Nolan does connect with adoptees searching for their birth parents in the book’s epilogue (as she did in a story she published in Harper’s in 2019), who are part of “a wave of adult adoptees returning to Guatemala.” They have formed mutual support organizations to help reunite families and pressure the government, in concert with the country’s slow and difficult unearthing of genocide and other political violence. Some former jaladoras now work as “searchers” for adoptees looking for their parents; one reported being paid $1,000 per case. The efforts of those adoptees are part of the reevaluation of adoptions, as explored in a recent piece in The New Yorker, which noted the emotional and psychological impacts of transracial and international adoptions in particular. “Sender” countries like Romania and Ethiopia have banned international adoptions. After waves of public outrage—including unfounded rumors in the 1990s that children were being trafficked for their organs, which led to mob killings of foreigners—Guatemala did the same.
Today Guatemalan children are still separated from their parents in a foreign country, but now it happens at the U.S. border. An A.P. investigation in 2018 found that state court judges had granted “custody of migrant children to American families without notifying their parents.” One of the many maddening things about immigration policy in recent administrations, Democratic and Republican alike, is the way U.S. officials scold migrants for putting their children in danger, as though it wasn’t danger that forced them to migrate in the first place. It’s very like the ideas about “good mothers” and “bad mothers” that colored Guatemalan adoption files. Nolan cites a 2009 case where a 1-year-old Guatemalan was allowed to stay with a North American family; of her mother, who had been arrested in a U.S. Immigration and Customs Enforcement raid in Missouri, the judge said, “smuggling herself into the country is not a lifestyle that can provide any stability for the child.”

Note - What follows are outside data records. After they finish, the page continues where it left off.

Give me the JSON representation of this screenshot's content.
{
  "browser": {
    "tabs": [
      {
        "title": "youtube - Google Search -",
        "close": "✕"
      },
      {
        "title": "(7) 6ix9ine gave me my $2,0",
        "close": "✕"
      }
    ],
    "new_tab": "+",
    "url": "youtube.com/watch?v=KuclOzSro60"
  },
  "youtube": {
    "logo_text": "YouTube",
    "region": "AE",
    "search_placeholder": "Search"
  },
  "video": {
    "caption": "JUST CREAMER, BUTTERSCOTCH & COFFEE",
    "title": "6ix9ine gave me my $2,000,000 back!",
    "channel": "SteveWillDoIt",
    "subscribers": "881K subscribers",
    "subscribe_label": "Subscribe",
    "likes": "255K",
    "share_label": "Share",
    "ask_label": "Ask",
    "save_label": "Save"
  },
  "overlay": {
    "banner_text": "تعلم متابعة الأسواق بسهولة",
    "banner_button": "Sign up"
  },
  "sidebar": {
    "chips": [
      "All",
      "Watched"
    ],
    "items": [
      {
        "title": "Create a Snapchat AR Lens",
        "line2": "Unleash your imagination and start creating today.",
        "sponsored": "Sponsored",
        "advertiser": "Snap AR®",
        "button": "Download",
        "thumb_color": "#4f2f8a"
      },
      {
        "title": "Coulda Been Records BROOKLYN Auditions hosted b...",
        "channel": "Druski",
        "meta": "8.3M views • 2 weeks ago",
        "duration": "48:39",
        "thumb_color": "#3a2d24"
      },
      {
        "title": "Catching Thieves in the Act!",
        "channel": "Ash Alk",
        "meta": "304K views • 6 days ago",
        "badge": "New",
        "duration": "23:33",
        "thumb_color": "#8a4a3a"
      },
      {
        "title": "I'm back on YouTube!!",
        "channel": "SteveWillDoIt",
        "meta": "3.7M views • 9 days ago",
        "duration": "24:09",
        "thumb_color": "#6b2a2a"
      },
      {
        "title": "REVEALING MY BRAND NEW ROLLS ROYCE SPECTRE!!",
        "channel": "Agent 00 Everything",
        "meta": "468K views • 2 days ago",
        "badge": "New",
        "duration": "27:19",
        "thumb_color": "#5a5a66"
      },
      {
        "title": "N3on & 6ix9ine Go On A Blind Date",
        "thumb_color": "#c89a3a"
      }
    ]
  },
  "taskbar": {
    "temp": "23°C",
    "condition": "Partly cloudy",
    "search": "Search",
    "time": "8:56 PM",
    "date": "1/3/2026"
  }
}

More often, however, Guatemalan children are unwanted in the U.S. The “orphan crisis” has been supplanted by a “migrant crisis.” Instead of the adoption process, trauma and poverty are now filtered through the asylum process, which also does a poor job of attending to individual and sociohistorical circumstances and the U.S. role in them. In her 2017 book Tell Me How It Ends, the Mexican novelist Valeria Luiselli describes working with a nonprofit, screening Central American children seeking asylum. Each interview she did, she writes, was “a snapshot of a life that will wait in the dark until maybe someone finds it and decides to make it a case.” The injustices Nolan found in musty adoption files are happening to children now. It shouldn’t take decades for our reckoning with it.